'Did ye pen t' lambs in t' back field?'

'Na, they're in Hullam bottom,' he answered curtly.

The door closed behind her, and by and by he could hear her moving overhead. Meditatively blinking, he filled his pipe clumsily, and pulling a crumpled newspaper from his pocket, sat on over the smouldering fire, reading and stolidly puffing.

II

The music rolled through the dark, empty church.
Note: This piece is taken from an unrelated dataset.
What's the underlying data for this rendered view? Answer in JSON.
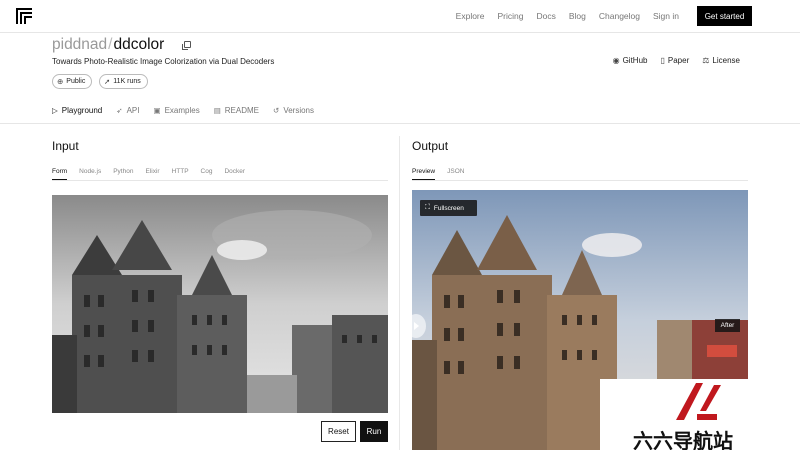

The last, leaden flicker of daylight glimmered in through the pointed windows, and beyond the level rows of dusky pews, tenanted only by a litter of prayer-books, two guttering candles revealed the organ pipes, and the young girl's swaying figure.

She played vigorously. Once or twice the tune stumbled, and she recovered it impatiently, bending over the key-board, showily flourishing her wrists as she touched the stops. She was bare-headed (her hat and cloak lay beside her on a stool). She had fair, fluffy hair, cut short behind her neck; large, round eyes, heightened by a fringe of dark lashes; rough, ruddy cheeks, and a rosy, full-lipped, unstable mouth. She was dressed quite simply, in a black, close-fitting bodice, a little frayed at the sleeves. Her hands and neck were coarsely fashioned: her comeliness was brawny, literal, unfinished, as it were.

When at last the ponderous chords of the Amen faded slowly into the twilight, flushed, breathing a little quickly, she paused, listening to the stillness of the church. Presently a small boy emerged from behind the organ.

'Good evenin', Miss Rosa', he called, trotting briskly away down the aisle.

'Good night, Robert', she answered, absently.

After a while, with an impatient gesture, as if to shake some importunate thought from her mind, she rose abruptly, pinned on her hat, threw her cloak round her shoulders, blew out the candles, and groped her way through the church, towards the half-open door. As she hurried along the narrow pathway that led across the churchyard, of a sudden, a figure started out of the blackness.